Jumat, 06 September 2013

The NBA Will Now Track Every Player's Movements

The NBA announced yesterday that it had partnered with the sports information company Stats to install player-tracking camera systems in every arena beginning next season. (The news confirms previous reporting by Zach Lowe of Grantland.com.) The Stats technology, called SportVU, uses six cameras to capture the positions of every player and the ball 25 times per second. Fifteen teams, half of the league, already had the cameras as of last season. Now, instead of team-by-team contracts, Stats has a multiyear deal with NBA for an undisclosed sum.

Player tracking and motion capture are at the vanguard of the now ubiquitous use of data analytics in sports.
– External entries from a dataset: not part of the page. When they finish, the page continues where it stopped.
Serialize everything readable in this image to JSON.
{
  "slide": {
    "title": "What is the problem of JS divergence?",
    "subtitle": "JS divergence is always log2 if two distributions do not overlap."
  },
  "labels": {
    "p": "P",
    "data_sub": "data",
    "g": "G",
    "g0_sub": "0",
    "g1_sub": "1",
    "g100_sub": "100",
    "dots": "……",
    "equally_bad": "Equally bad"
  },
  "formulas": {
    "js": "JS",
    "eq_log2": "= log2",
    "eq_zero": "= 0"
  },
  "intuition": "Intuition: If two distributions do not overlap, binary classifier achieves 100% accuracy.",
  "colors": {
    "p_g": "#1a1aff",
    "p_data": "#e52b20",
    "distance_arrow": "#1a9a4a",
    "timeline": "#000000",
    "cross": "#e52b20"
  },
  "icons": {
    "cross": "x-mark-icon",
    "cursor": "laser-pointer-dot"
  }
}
With SportVU, the NBA becomes the first major U.S. league to invest in a uniform system. “It’s enormously important because of its accuracy and the depth of the detail of the information,” says Steve Hellmuth, the NBAs vice president in charge of operations and technology. “It’s an essential tool for getting a deeper understanding of the sport.”

Beginning next season, all 30 NBA teams will get complete SportVU data from every game. Stats will provide the raw XY coordinate logs as well as reports that integrate the data with play-by-play information. “While the data itself can be very complicated, and there is a lot of power in it,” says Stats Vice President Brian Kopp, “the output could be as simple as looking at a report at halftime to see how many times did a player touch [the ball] in a certain area.” (For a fuller sense of what the tracking data can reveal, read this deep dive from Grantland.com’s Lowe.)

It will take several seasons worth of data and hundreds of hours of tedious analysis before we find out what nuggets can be gleaned from SportVU and how dramatically they influence team strategy, player evaluation, and game broadcasts. Teams will do most of that number-crunching themselves and guard their findings closely. The league, however, is open to sharing the data more widely. “I’m expecting shortly to get a request from some MIT students who are interested in doing some analytics,” Hellmuth says. “In that case it’s a mutual decision between Stats and the NBA to release the data.” While publishing such a large trove online is difficult, the ultimate goal, Hellmuth says, is transparency.

Whatever we eventually learn from SportVU, it will be part of a larger shift in focus away from the outcomes of any given play to the processes behind them. The end of every NBA possession is binary: basket or no basket. Luck plays a large role in which it will be. The flow of player movement that leads to that end, however, is almost infinite in its variations and almost entirely within a team’s control. The goal is to uncover, down to the millisecond, which movements correspond with the preferred outcome.